Why India's new Ram temple matters, and the dispute behind it
Indian Prime Minister Narendra Modi led the consecration on Monday of a grand temple to the Hindu god-king Ram on a site believed to be his birthplace, in a historic event for the Hindu majority of the world's most populous nation.
Coming months before Modi seeks a rare third term in general elections due by May, the event delivers on a campaign promise his political party made more than three decades ago, but also calls to mind some of India's worst sectarian strife.
WHY DOES IT MATTER?
The idol represents Ram as a five-year-old child, as many Hindus consider the temple site to have been the deity's birthplace and where he spent his childhood.
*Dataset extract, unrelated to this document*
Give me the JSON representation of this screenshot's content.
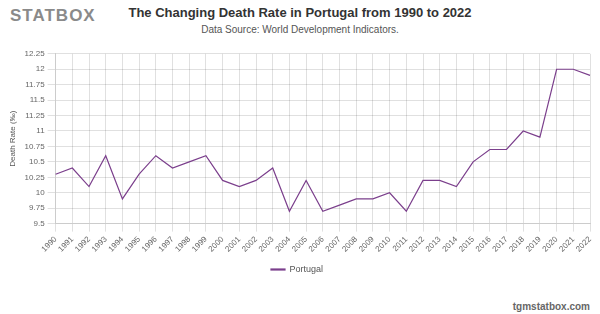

As the temple replaces a 16th-century Mughal-era mosque razed by radical Hindu groups in 1992, many Indians hail it as a sign of Hindu reawakening from centuries of foreign subjugation, including rule by Muslim dynasties such as the Mughals.
Analysts say Modi's leadership of the ceremony symbolises for supporters of his Hindu nationalist party that India is finally ready to end what they call appeasement of minorities and move towards their goal of building a Hindu-first nation.
WHAT ARE THE FEATURES OF THE NEW TEMPLE?
Construction began in 2020, with Modi laying the foundation stone of the temple to one of Hinduism's principal deities on a 2.7-acre (one-hectare) plot within a complex that sprawls over 70 acres (28 hectares).
Supervised by a panel headed by Modi's former chief of staff Nripendra Misra, construction cost an estimated 15 billion rupees ($181 million), funded by contributions amounting to more than twice that from 40 million people in India.
WHAT WAS THE RELIGIOUS DISPUTE ABOUT?
The Indian epic, the Ramayana, mentions Ayodhya, a town in the northern state of Uttar Pradesh nearly 700 km (435 miles) east of New Delhi, as the birthplace of Ram, whom Hindus believe to be a physical incarnation of Lord Vishnu.
The razed mosque dating from 1528, during the rule of Babur, India's first Mughal emperor, is believed by many Hindus to have been built on the spot where Ram was born, following the demolition of an earlier temple there.
In Dec. 1949, authorities seized the mosque after Hindu activists placed idols of Ram inside the disputed structure. Court orders barred removal of the idols, and use as a mosque effectively ceased.
Hindu and Muslim groups filed separate claims over the site and the structure. In 1989, a high court ordered the maintenance of status quo.
HOW WAS THE MOSQUE RAZED?
Hindu and Muslim groups tried unsuccessfully to resolve the dispute through talks, before Modi's Hindu nationalist Bharatiya Janata Party (BJP) launched a nationwide campaign in 1990 to build the temple.
Lal Krishna Advani, the president of the party at the time, embarked on a cross-country journey on a truck fitted out to resemble an ancient chariot.
It whipped up Hindu fervour, deepening rifts with Muslims but also catapulting the party to national prominence.
The BJP campaign climaxed in a rally in Ayodhya on Dec. 6, 1992, when a mob climbed the mosque and smashed its domes with axes and hammers, levelling the entire structure.
The event triggered sectarian riots in several parts of India, killing about 2,000 people, mostly Muslims.
Muslims are a minority in mainly Hindu India, making up about 14% of its 1.42 billion people.
As a foot soldier of the party at the time, Modi helped organise the chariot's journey, which began in his home state of Gujarat.
He rode to the office of prime minister in 2014 on a Hindu nationalist platform that included the promise to build the temple.
Temple construction began after the Supreme Court permitted it in 2019 on condition that Muslims received another plot for a mosque.